In materia di edilizia residenziale pubblica, appare quindi evidente come la fissazione di taluni principi da parte dello Stato possa essere finalizzata oltre che a garantire uno standard uniforme nel godimento dei diritti fondamentali degli stranieri sul territorio, anche a fornire alle autonomie locali e regionali alcuni parametri di riferimento affinché le discipline da queste ultime adottate siano in linea con i vincoli europei. Tanto più che, come abbiamo già evidenziato, le inevitabili connessioni che il diritto alla casa ha con il rilascio del permesso di soggiorno, il suo rinnovo, il rilascio del permesso CE per soggiornanti di lungo periodo ed il ricongiungimento familiare fanno sì che l’esercizio di tale competenza in materia di LEP si ponga a completamento di quella di cui all’art. 117, comma 2, lett. a) e b), in materia di condizione giuridica dello straniero e immigrazione.

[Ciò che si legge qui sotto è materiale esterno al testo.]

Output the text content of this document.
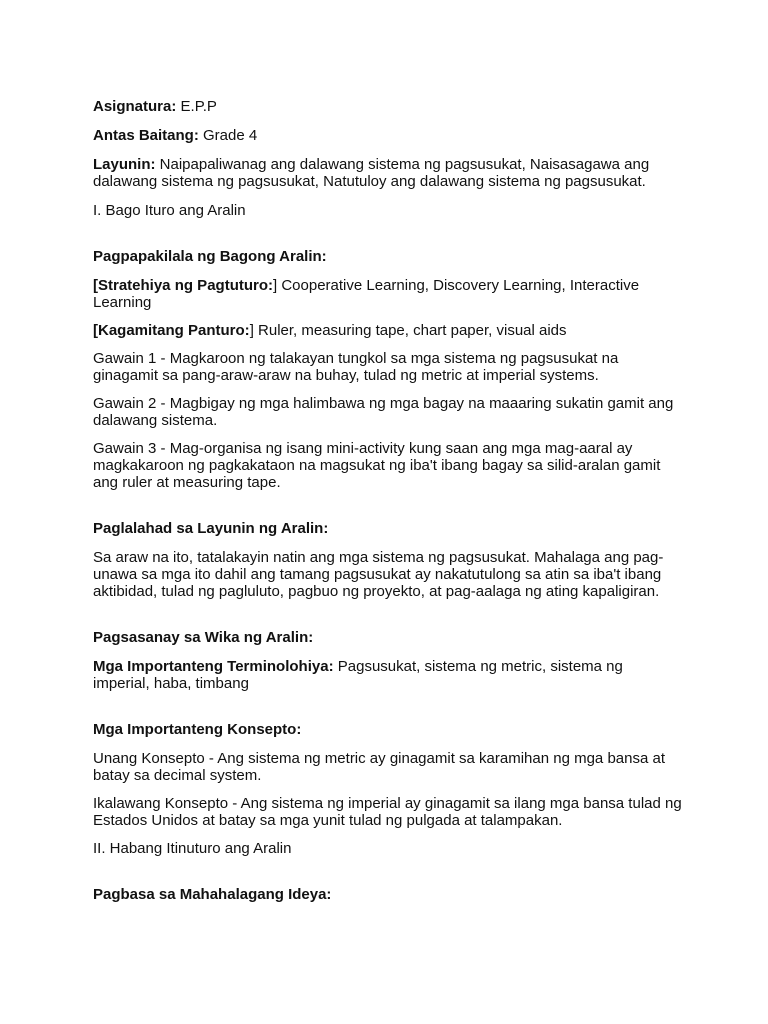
Asignatura: E.P.P

Antas Baitang: Grade 4

Layunin: Naipapaliwanag ang dalawang sistema ng pagsusukat, Naisasagawa ang dalawang sistema ng pagsusukat, Natutuloy ang dalawang sistema ng pagsusukat.

I. Bago Ituro ang Aralin

Pagpapakilala ng Bagong Aralin:

[Stratehiya ng Pagtuturo:] Cooperative Learning, Discovery Learning, Interactive Learning

[Kagamitang Panturo:] Ruler, measuring tape, chart paper, visual aids

Gawain 1 - Magkaroon ng talakayan tungkol sa mga sistema ng pagsusukat na ginagamit sa pang-araw-araw na buhay, tulad ng metric at imperial systems.

Gawain 2 - Magbigay ng mga halimbawa ng mga bagay na maaaring sukatin gamit ang dalawang sistema.

Gawain 3 - Mag-organisa ng isang mini-activity kung saan ang mga mag-aaral ay magkakaroon ng pagkakataon na magsukat ng iba't ibang bagay sa silid-aralan gamit ang ruler at measuring tape.

Paglalahad sa Layunin ng Aralin:

Sa araw na ito, tatalakayin natin ang mga sistema ng pagsusukat. Mahalaga ang pag-unawa sa mga ito dahil ang tamang pagsusukat ay nakatutulong sa atin sa iba't ibang aktibidad, tulad ng pagluluto, pagbuo ng proyekto, at pag-aalaga ng ating kapaligiran.

Pagsasanay sa Wika ng Aralin:

Mga Importanteng Terminolohiya: Pagsusukat, sistema ng metric, sistema ng imperial, haba, timbang

Mga Importanteng Konsepto:

Unang Konsepto - Ang sistema ng metric ay ginagamit sa karamihan ng mga bansa at batay sa decimal system.

Ikalawang Konsepto - Ang sistema ng imperial ay ginagamit sa ilang mga bansa tulad ng Estados Unidos at batay sa mga yunit tulad ng pulgada at talampakan.

II. Habang Itinuturo ang Aralin

Pagbasa sa Mahahalagang Ideya:
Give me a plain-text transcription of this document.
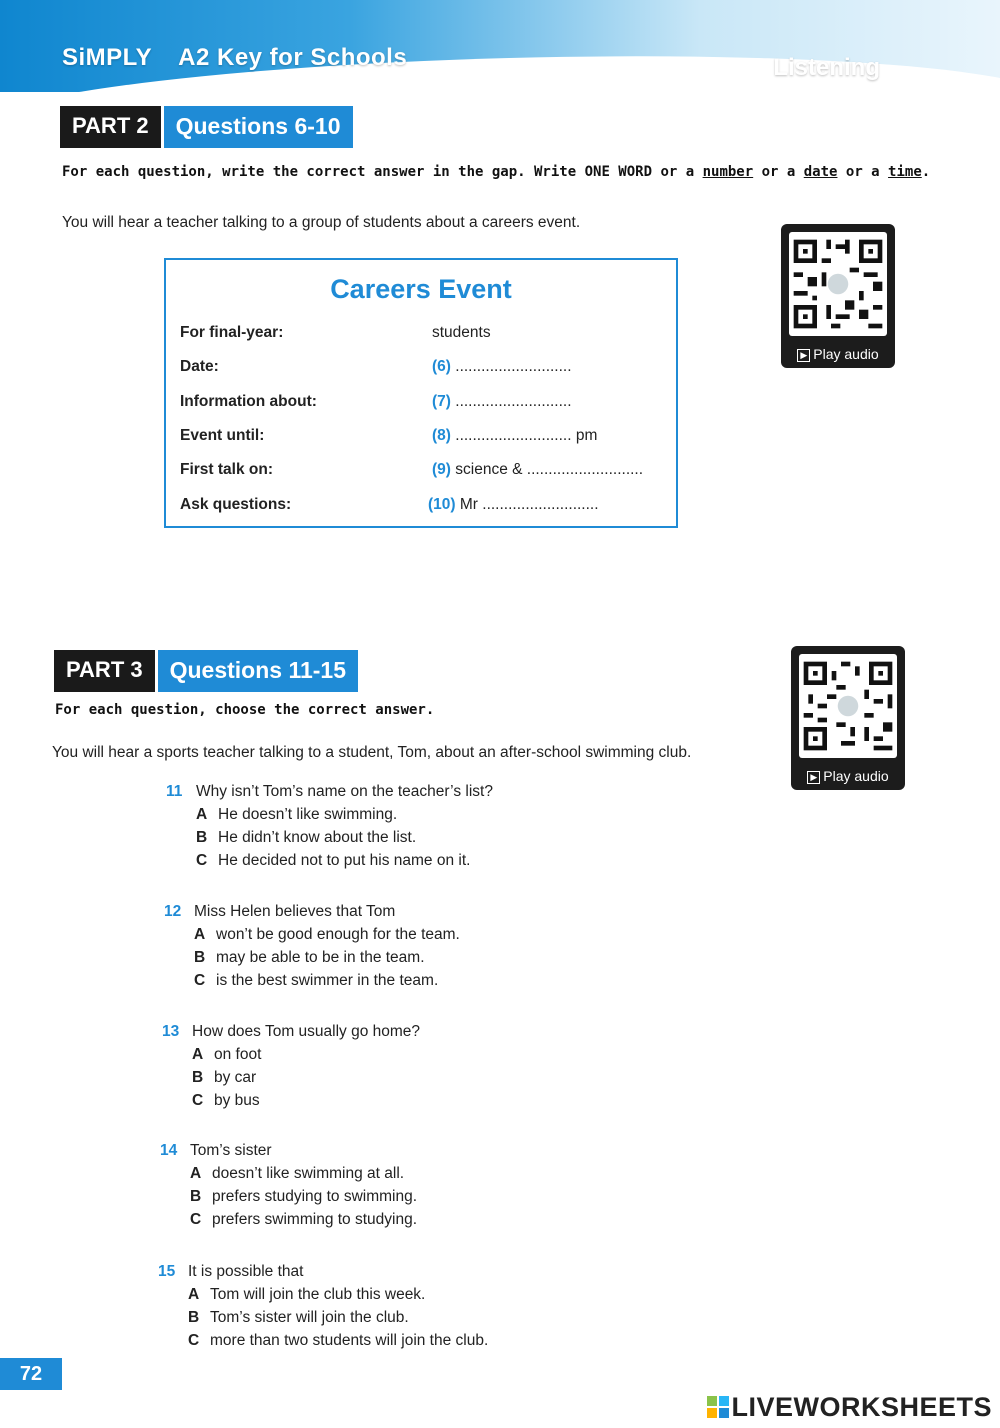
SiMPLY A2 Key for Schools	Listening
PART 2	Questions 6-10
For each question, write the correct answer in the gap. Write ONE WORD or a number or a date or a time.
You will hear a teacher talking to a group of students about a careers event.
Careers Event
For final-year:	students
Date:	(6) ...........................
Information about:	(7) ...........................
Event until:	(8) ........................... pm
First talk on:	(9) science & ...........................
Ask questions:	(10) Mr ...........................
▶ Play audio
PART 3	Questions 11-15
For each question, choose the correct answer.
You will hear a sports teacher talking to a student, Tom, about an after-school swimming club.
▶ Play audio
11 Why isn’t Tom’s name on the teacher’s list?
A He doesn’t like swimming.
B He didn’t know about the list.
C He decided not to put his name on it.
12 Miss Helen believes that Tom
A won’t be good enough for the team.
B may be able to be in the team.
C is the best swimmer in the team.
13 How does Tom usually go home?
A on foot
B by car
C by bus
14 Tom’s sister
A doesn’t like swimming at all.
B prefers studying to swimming.
C prefers swimming to studying.
15 It is possible that
A Tom will join the club this week.
B Tom’s sister will join the club.
C more than two students will join the club.
72
LIVEWORKSHEETS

Tale possibilità sembra confermata anche dalla giurisprudenza amministrativa.. In particolare, in una recente decisione il TAR Lombardia ha avuto modo di precisare che: «l’esigenza di garantire uniformemente su tutto il territorio nazionale ai ceti meno abbienti il godimento di livelli essenziali delle prestazioni relative ai diritti civili e sociali deve trovare specifica attuazione nella determinazione dei requisiti richiesti per l’accesso all’ERP», facendone derivare la possibilità per lo Stato di identificare i soggetti che versano nelle condizioni di disagio economico, sociale e abitativo anche in riferimento alla previsione dei requisiti attinenti alle soglie reddituali o alla mancanza di disponibilità di altri immobili e, più in generale, di quelli indicatori dello stato di bisogno abitativo106. Secondo il giudice amministrativo, quindi, l’ambito di intervento statale in materia di LEP e edilizia residenziale si estenderebbe fino ricomprenderebbe anche la possibilità di stabilire requisiti di accesso uniformi su tutto il territorio.